This surgery involves removal of an abnormal growth of the conjunctiva (pterygium) and replacement with a graft of your own conjunctival tissue from the upper part of your eye or an amniotic membrane graft. This is secured in place with fibrin glue and/or sutures. Surgery usually takes 30-45 minutes. After surgery a patch and shield will be placed over the eye. It is normal to experience irritation, redness, and blurry vision after surgery. Placement of a graft can help prevent recurrence but it is possible that the pterygium recurs and requires repeat surgery.
Descemet’s stripping automated endothelial keratoplasty (DSAEK)/Descemet’s membrane endothelial keratoplasty (DMEK)

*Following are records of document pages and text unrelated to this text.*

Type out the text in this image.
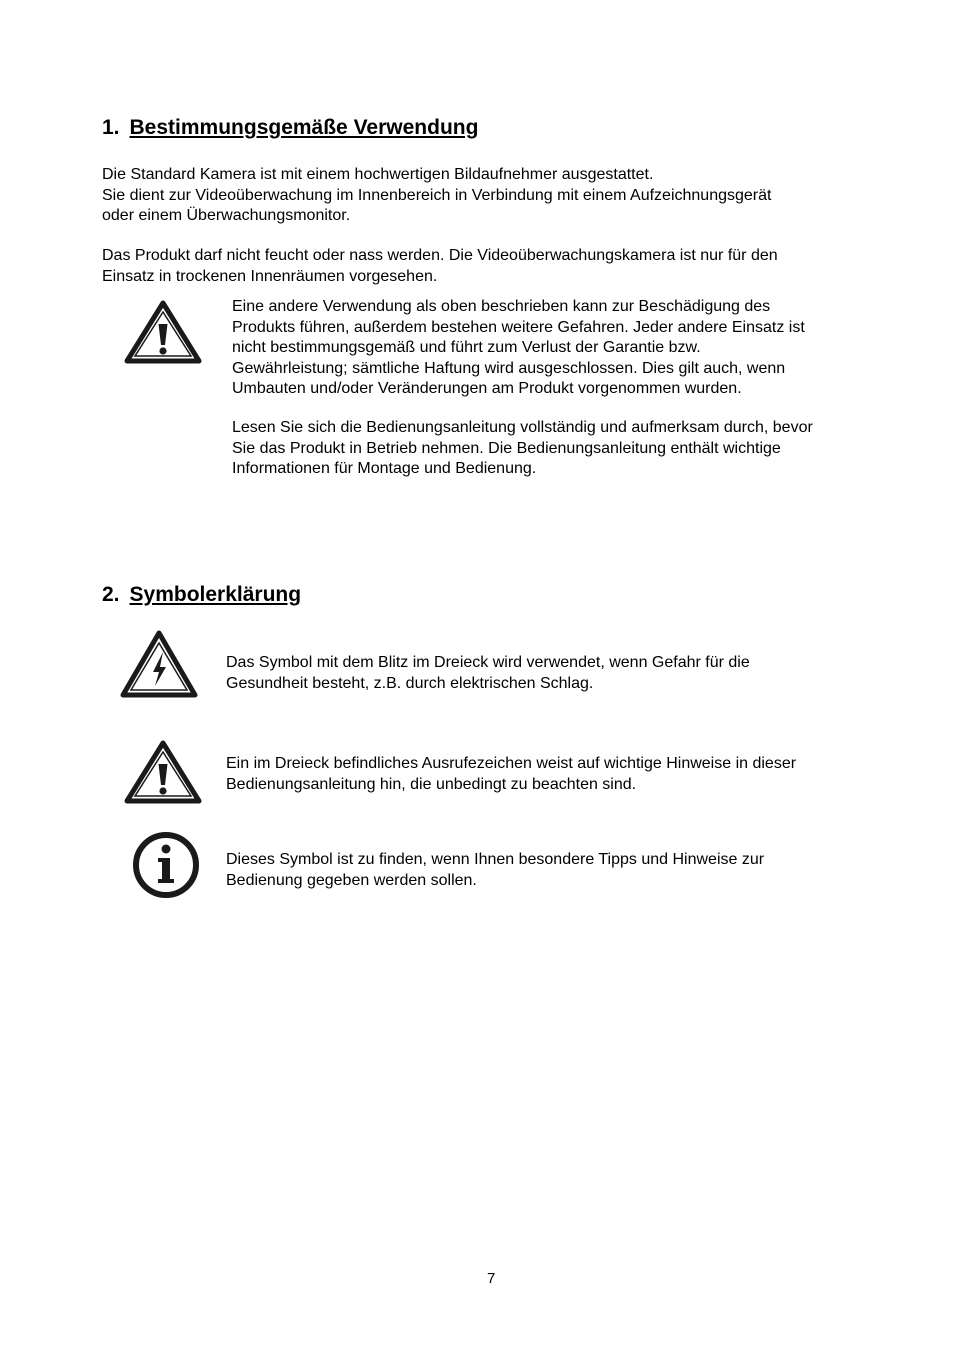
1. Bestimmungsgemäße Verwendung

Die Standard Kamera ist mit einem hochwertigen Bildaufnehmer ausgestattet.
Sie dient zur Videoüberwachung im Innenbereich in Verbindung mit einem Aufzeichnungsgerät
oder einem Überwachungsmonitor.

Das Produkt darf nicht feucht oder nass werden. Die Videoüberwachungskamera ist nur für den
Einsatz in trockenen Innenräumen vorgesehen.

Eine andere Verwendung als oben beschrieben kann zur Beschädigung des
Produkts führen, außerdem bestehen weitere Gefahren. Jeder andere Einsatz ist
nicht bestimmungsgemäß und führt zum Verlust der Garantie bzw.
Gewährleistung; sämtliche Haftung wird ausgeschlossen. Dies gilt auch, wenn
Umbauten und/oder Veränderungen am Produkt vorgenommen wurden.

Lesen Sie sich die Bedienungsanleitung vollständig und aufmerksam durch, bevor
Sie das Produkt in Betrieb nehmen. Die Bedienungsanleitung enthält wichtige
Informationen für Montage und Bedienung.

2. Symbolerklärung

Das Symbol mit dem Blitz im Dreieck wird verwendet, wenn Gefahr für die
Gesundheit besteht, z.B. durch elektrischen Schlag.

Ein im Dreieck befindliches Ausrufezeichen weist auf wichtige Hinweise in dieser
Bedienungsanleitung hin, die unbedingt zu beachten sind.

Dieses Symbol ist zu finden, wenn Ihnen besondere Tipps und Hinweise zur
Bedienung gegeben werden sollen.

7
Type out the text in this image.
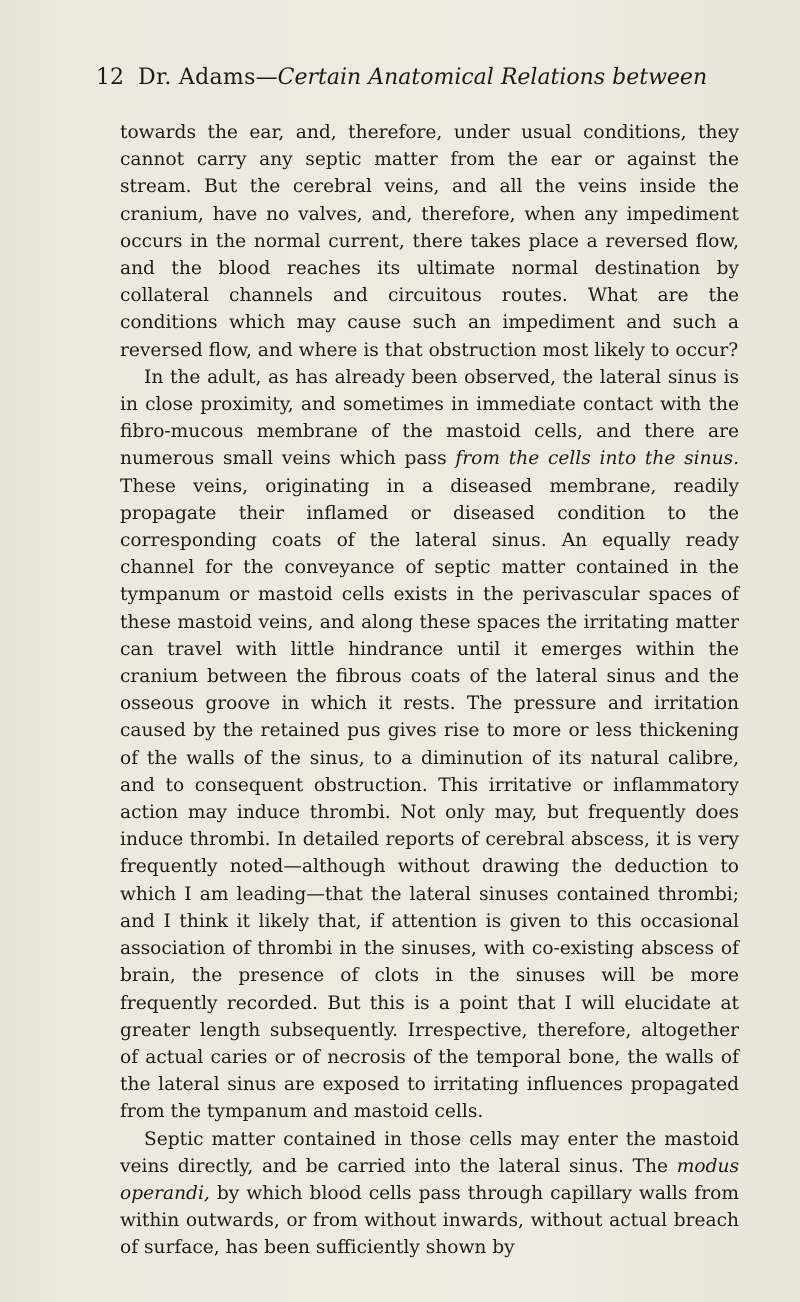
12 Dr. Adams—Certain Anatomical Relations between

towards the ear, and, therefore, under usual conditions, they cannot carry any septic matter from the ear or against the stream. But the cerebral veins, and all the veins inside the cranium, have no valves, and, therefore, when any impediment occurs in the normal current, there takes place a reversed flow, and the blood reaches its ultimate normal destination by collateral channels and circuitous routes. What are the conditions which may cause such an impediment and such a reversed flow, and where is that obstruction most likely to occur?

In the adult, as has already been observed, the lateral sinus is in close proximity, and sometimes in immediate contact with the fibro-mucous membrane of the mastoid cells, and there are numerous small veins which pass from the cells into the sinus. These veins, originating in a diseased membrane, readily propagate their inflamed or diseased condition to the corresponding coats of the lateral sinus. An equally ready channel for the conveyance of septic matter contained in the tympanum or mastoid cells exists in the perivascular spaces of these mastoid veins, and along these spaces the irritating matter can travel with little hindrance until it emerges within the cranium between the fibrous coats of the lateral sinus and the osseous groove in which it rests. The pressure and irritation caused by the retained pus gives rise to more or less thickening of the walls of the sinus, to a diminution of its natural calibre, and to consequent obstruction. This irritative or inflammatory action may induce thrombi. Not only may, but frequently does induce thrombi. In detailed reports of cerebral abscess, it is very frequently noted—although without drawing the deduction to which I am leading—that the lateral sinuses contained thrombi; and I think it likely that, if attention is given to this occasional association of thrombi in the sinuses, with co-existing abscess of brain, the presence of clots in the sinuses will be more frequently recorded. But this is a point that I will elucidate at greater length subsequently. Irrespective, therefore, altogether of actual caries or of necrosis of the temporal bone, the walls of the lateral sinus are exposed to irritating influences propagated from the tympanum and mastoid cells.

Septic matter contained in those cells may enter the mastoid veins directly, and be carried into the lateral sinus. The modus operandi, by which blood cells pass through capillary walls from within outwards, or from without inwards, without actual breach of surface, has been sufficiently shown by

DSAEK and DMEK are both partial thickness corneal transplants that involve removal and replacement of the inner layer of the cornea. The goal of these surgeries is to replace the damaged endothelial cells that are responsible for pumping fluid out of the cornea. Indications for surgery include Fuchs' Dystrophy, Aphakic/Pseudophakic bullous keratopathy, or any disease affecting the endothelial cell layer of the cornea. In both of these procedures, the patient's Descemet's membrane (the innermost membrane of the cornea) is peeled off and replaced with a partial thickness donor graft containing healthy endothelial cells. In DSAEK the graft is thicker and includes part of the stromal (middle) layer of the cornea as well as the Descemet's membrane and endothelium. In DMEK the graft is thinner and includes only the Descemet's membrane and endothelium. An air or gas bubble is then placed in the eye to help hold the graft in place. The surgery usually takes less than an hour. After surgery, it is important to maintain face-up positioning for the first few days. These surgeries are less invasive and the recovery time is much quicker than for a full thickness transplant.

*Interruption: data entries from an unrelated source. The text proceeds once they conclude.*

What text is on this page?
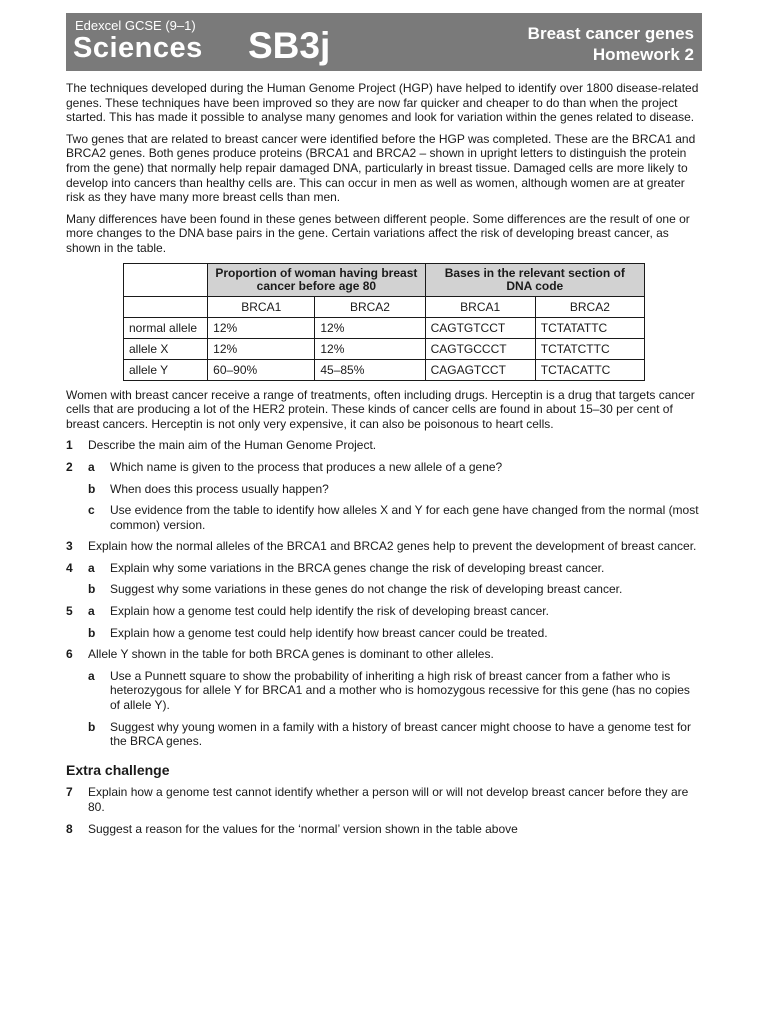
Edexcel GCSE (9–1)
Sciences SB3j	Breast cancer genes
Homework 2

The techniques developed during the Human Genome Project (HGP) have helped to identify over 1800 disease-related genes. These techniques have been improved so they are now far quicker and cheaper to do than when the project started. This has made it possible to analyse many genomes and look for variation within the genes related to disease.

Two genes that are related to breast cancer were identified before the HGP was completed. These are the BRCA1 and BRCA2 genes. Both genes produce proteins (BRCA1 and BRCA2 – shown in upright letters to distinguish the protein from the gene) that normally help repair damaged DNA, particularly in breast tissue. Damaged cells are more likely to develop into cancers than healthy cells are. This can occur in men as well as women, although women are at greater risk as they have many more breast cells than men.

Many differences have been found in these genes between different people. Some differences are the result of one or more changes to the DNA base pairs in the gene. Certain variations affect the risk of developing breast cancer, as shown in the table.

	Proportion of woman having breast cancer before age 80		Bases in the relevant section of DNA code	
	BRCA1	BRCA2	BRCA1	BRCA2
normal allele	12%	12%	CAGTGTCCT	TCTATATTC
allele X	12%	12%	CAGTGCCCT	TCTATCTTC
allele Y	60–90%	45–85%	CAGAGTCCT	TCTACATTC

Women with breast cancer receive a range of treatments, often including drugs. Herceptin is a drug that targets cancer cells that are producing a lot of the HER2 protein. These kinds of cancer cells are found in about 15–30 per cent of breast cancers. Herceptin is not only very expensive, it can also be poisonous to heart cells.

1 Describe the main aim of the Human Genome Project.
2 a Which name is given to the process that produces a new allele of a gene?
b When does this process usually happen?
c Use evidence from the table to identify how alleles X and Y for each gene have changed from the normal (most common) version.
3 Explain how the normal alleles of the BRCA1 and BRCA2 genes help to prevent the development of breast cancer.
4 a Explain why some variations in the BRCA genes change the risk of developing breast cancer.
b Suggest why some variations in these genes do not change the risk of developing breast cancer.
5 a Explain how a genome test could help identify the risk of developing breast cancer.
b Explain how a genome test could help identify how breast cancer could be treated.
6 Allele Y shown in the table for both BRCA genes is dominant to other alleles.
a Use a Punnett square to show the probability of inheriting a high risk of breast cancer from a father who is heterozygous for allele Y for BRCA1 and a mother who is homozygous recessive for this gene (has no copies of allele Y).
b Suggest why young women in a family with a history of breast cancer might choose to have a genome test for the BRCA genes.
Extra challenge
7 Explain how a genome test cannot identify whether a person will or will not develop breast cancer before they are 80.
8 Suggest a reason for the values for the ‘normal’ version shown in the table above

Penetrating Keratoplasty (PKP)
A penetrating keratoplasty is a full-thickness corneal transplant. This surgery is indicated in patients with diseased corneas such as due to scarring or thinning. In this surgery, a "button" of cornea tissue is removed and replaced with a "button" of donor corneal tissue. This tissue is secured in place with multiple fine sutures. These sutures stay in place until they gradually start to be removed several months after surgery. Full recovery from the surgery can take 6-12 months.